The American College of Radiology (ACR) is urging practices to continue to submit claims as usual. This ACR resource is available for updates on the shutdown and how it will affect radiology practices. They highlight the following points:
Federal No Surprises Act Independent Resolution Process is unaffected by the shutdown.
Medicare payments will be put on a 10-day hold (submit claims as usual); 53% of CMS staff retained.
Medicaid is funded through Q1 FY 2026.
CMS rulemaking and policy development may be delayed.
COVID-era telehealth flexibilities have expired; pre-COVID rules apply.
The telehealth flexibilities that were granted in the Medicare program amid the COVID-19 pandemic expired by law as of October 1, 2025, independent of the government shutdown. This could impact interventional radiologists, radiation oncologists, and nuclear medicine specialists, who typically bill for E&M services. It is recommended that practices obtain an Advanced Beneficiary Notice (ABN) from patients before providing telehealth services.

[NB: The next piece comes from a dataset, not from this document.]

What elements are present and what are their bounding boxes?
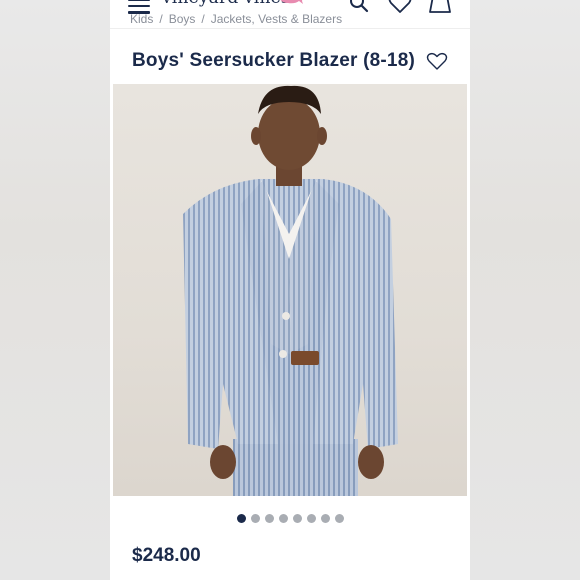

On a broader scale, the GPCI Work Floor minimum threshold of 1.0 also expired on October 1. This could impact more practices over a longer term. We reported in our article earlier this year, “The Geographic Adjustment Factor is explained in more detail in our recent article What Else is in the Medicare Proposed Rule for 2025?. Without the CR (Continuing Resolution of March 15, 2025), some parts of the country would have seen their Medicare reimbursement reduced on April 1 by up to 2.7% on top of the 2.83% across-the-board cut.
If Congress does not again pull back the GPCI adjustment, 51 payment localities across the country will see a reimbursement reduction from 1.0 to 2.7% as of October 1. In Mississippi, the hardest-hit locality with a 2.7% reduction, the reimbursement for some common procedures could change as follows:
Code | Description | With 1.0 Floor | Without 1.0 Floor |
71046 | 2-view chest x-ray | $9.57 | $9.31 |
77067 | Screening mammogram | $33.29 | $32.39 |
74177 | CT abdomen/pelvis with contrast | $79.54 | $77.39 |
70551 | MR brain, no contrast | $64.22 | $62.49 |
70450 | CT head, no contrast | $37.03 | $36.03 |
76856 | Complete pelvic ultrasound | $29.95 | $29.14 |
Other areas that would see at least a 2% reduction are Arkansas, part of Missouri (99), Idaho, West Virginia, Kentucky, Maine, and Utah. We don’t know at this point if Medicare will process October claims at the old rates or at the reduced rates once the 10-day claims hold expires. In either case, the ultimate Congressional action or inaction could cause a future reconciliation payment or recoupment.
We are aware this will impact your practice, but at this time, there are many unknowns. While current guidance suggests that Medicare and Medicaid will remain unaffected, the broader implications -- both upstream and downstream -- are still unclear. Additionally, we do not yet have clarity on how other payers, including VA, CHAMPUS, TRICARE, and others, may be impacted by the shutdown.
Rebecca Farrington is chief revenue officer at Healthcare Administrative Partners.
The comments and observations expressed are those of the author and do not necessarily reflect the opinions of AuntMinnie.com.